I guess there are no meaningful IPv6 routes (particularly including
the default route) in the server machine.

Based on the assumption, it seems the following steps happened:

1. the cache server gets the A and AAAA RRs for widefw.csl.sony.co.jp.
2. when the first time the server tries to send queries to widefw, it
   sets up ADB entries for both the IPv4 and IPv6 addresses.  RTTs for
   the addresses are randomly initialized.
3. a query is sent to the address that has a smaller initial RTT.  In
   the problematic case, it's the IPv6 address.
4. since the server does not have a route to the destination, sending
   the UDP query immediately fails (at least on a BSD box), and so the
   server records the error in the corresponding socket event.
5. the server then immediately cancels the query session (see line 689
   of lib/dns/resolver.c)
6. however, the ADB entries are intact according to the logic of
   resolver.c:fctx_cancelquery() in this context.  Thus, the
   preference between the two ADB entries do not change despite the
   failure.
7. eventually, a timeout at the fctx level occurs, and steps from 3 to
   6 are repeated.
8. there are actually several chances to reset the ADB entries
   according to the log.  Unfortunately, however, the IPv6 address
   gets the smaller initial RTT every time in this session.
9. finally, dig gives up waiting a response.

This is definitely a bad behavior, can happen for many other users, so
we need to provide a way to mitigate the problem (at least).

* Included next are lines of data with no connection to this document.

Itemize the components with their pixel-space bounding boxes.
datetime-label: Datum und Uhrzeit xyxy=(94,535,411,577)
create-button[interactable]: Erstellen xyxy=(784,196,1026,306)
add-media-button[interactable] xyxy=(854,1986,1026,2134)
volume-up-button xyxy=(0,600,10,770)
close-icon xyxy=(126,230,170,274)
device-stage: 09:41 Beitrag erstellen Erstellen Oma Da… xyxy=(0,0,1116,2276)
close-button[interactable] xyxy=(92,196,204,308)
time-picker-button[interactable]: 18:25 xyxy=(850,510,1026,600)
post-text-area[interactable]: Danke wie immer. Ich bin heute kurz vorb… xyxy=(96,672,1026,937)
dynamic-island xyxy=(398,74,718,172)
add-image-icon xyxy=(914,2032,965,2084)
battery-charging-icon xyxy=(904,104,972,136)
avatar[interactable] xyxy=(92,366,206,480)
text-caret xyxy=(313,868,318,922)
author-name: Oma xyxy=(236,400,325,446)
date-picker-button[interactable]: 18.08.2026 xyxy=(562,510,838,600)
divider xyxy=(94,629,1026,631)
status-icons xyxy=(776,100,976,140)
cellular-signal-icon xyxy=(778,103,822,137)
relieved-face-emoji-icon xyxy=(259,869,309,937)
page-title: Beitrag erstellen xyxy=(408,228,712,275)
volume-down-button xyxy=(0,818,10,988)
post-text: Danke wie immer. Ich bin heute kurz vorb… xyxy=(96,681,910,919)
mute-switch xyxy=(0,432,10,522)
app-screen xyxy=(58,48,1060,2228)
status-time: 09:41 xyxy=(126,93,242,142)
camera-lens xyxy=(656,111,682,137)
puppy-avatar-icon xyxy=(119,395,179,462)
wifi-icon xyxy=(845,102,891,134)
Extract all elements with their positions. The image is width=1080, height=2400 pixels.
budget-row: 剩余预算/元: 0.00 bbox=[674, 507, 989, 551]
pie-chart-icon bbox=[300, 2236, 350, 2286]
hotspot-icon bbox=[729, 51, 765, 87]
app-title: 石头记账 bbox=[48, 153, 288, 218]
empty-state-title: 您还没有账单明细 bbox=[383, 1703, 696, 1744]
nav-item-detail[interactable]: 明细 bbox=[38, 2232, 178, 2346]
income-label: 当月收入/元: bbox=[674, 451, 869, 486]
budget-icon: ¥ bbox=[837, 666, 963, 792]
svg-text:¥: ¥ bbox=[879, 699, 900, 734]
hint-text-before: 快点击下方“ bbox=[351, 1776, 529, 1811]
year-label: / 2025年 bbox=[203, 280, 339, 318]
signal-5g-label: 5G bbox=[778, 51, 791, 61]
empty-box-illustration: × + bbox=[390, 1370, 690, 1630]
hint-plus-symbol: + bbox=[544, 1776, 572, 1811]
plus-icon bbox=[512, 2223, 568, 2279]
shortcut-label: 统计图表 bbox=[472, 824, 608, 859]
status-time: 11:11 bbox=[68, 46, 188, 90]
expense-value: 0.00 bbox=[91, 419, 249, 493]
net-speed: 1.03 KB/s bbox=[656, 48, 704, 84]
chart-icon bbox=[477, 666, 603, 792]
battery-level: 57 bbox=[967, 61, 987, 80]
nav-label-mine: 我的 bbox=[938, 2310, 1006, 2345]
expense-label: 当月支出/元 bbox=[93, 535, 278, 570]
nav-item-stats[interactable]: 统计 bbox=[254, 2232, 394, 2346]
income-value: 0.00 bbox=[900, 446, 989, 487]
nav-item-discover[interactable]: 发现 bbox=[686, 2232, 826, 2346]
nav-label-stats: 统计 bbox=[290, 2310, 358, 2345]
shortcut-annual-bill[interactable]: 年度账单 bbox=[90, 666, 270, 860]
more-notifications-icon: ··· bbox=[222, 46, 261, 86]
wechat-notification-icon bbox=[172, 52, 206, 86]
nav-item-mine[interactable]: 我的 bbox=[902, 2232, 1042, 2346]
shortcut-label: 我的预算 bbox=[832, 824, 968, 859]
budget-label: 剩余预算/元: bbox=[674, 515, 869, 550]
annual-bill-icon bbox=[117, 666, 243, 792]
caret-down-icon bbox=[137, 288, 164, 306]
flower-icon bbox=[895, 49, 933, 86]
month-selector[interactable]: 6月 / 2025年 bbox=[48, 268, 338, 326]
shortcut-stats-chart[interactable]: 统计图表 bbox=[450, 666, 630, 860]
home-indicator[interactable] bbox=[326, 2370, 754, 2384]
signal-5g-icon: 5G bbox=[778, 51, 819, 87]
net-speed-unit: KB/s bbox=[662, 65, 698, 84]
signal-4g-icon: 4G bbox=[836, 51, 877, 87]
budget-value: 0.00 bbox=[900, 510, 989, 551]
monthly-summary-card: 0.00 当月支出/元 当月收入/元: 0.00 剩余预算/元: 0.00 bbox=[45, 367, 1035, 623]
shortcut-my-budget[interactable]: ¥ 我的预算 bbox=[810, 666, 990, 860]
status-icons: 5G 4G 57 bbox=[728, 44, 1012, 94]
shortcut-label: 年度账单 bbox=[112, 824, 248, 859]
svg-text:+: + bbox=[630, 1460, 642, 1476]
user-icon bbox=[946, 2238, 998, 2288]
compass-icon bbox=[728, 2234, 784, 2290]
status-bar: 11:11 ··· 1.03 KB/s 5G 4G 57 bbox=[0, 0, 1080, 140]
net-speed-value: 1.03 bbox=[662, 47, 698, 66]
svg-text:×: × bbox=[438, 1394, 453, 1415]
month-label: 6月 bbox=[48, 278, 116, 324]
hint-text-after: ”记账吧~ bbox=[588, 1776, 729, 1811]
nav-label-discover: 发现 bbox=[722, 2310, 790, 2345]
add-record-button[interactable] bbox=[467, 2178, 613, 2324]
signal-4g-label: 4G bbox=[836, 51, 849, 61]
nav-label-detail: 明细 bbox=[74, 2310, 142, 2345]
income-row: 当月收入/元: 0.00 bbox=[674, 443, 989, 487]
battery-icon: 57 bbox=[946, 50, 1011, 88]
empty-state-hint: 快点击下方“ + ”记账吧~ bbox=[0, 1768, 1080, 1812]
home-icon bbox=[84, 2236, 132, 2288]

An easy workaround would be to rebuild the server with --disable-ipv6,
which seems acceptable in your case (except for the overhead of
rebuilding and restarting the server).

Perhaps it's better to adjust RTT when we fail sending a query.  The
patch below will do this, and I confirmed that this worked in that
we only needed a single timeout (per each unreachable address) even in
the worst case.  However, I'm not sure if this is the correct fix in
terms of the BIND9 architecture.  Perhaps the original code did not
want to modify a status of a remote end just due to an internal error,
which might be a temporary one.  If so, I don't have an idea to fix
the problem in the implementation level right now.

					JINMEI, Tatuya
					Communication Platform Lab.
					Corporate R&D Center, Toshiba Corp.
					jinmei at isl.rdc.toshiba.co.jp

p.s. as far as I can see (and according to some test results) the same
problem can happen for 9.2.4rc5 and 9.3.0rc1 as well.

--- /tmp/bind-9.2.3/lib/dns/resolver.c	Mon Sep 22 09:32:39 2003
+++ resolver.c	Thu Jun 24 00:27:19 2004
@@ -686,7 +686,7 @@
 			resquery_destroy(&query);
 		}
 	} else if (sevent->result != ISC_R_SUCCESS)
-		fctx_cancelquery(&query, NULL, NULL, ISC_FALSE);
+		fctx_cancelquery(&query, NULL, NULL, ISC_TRUE);
 
 	isc_event_free(&event);
 }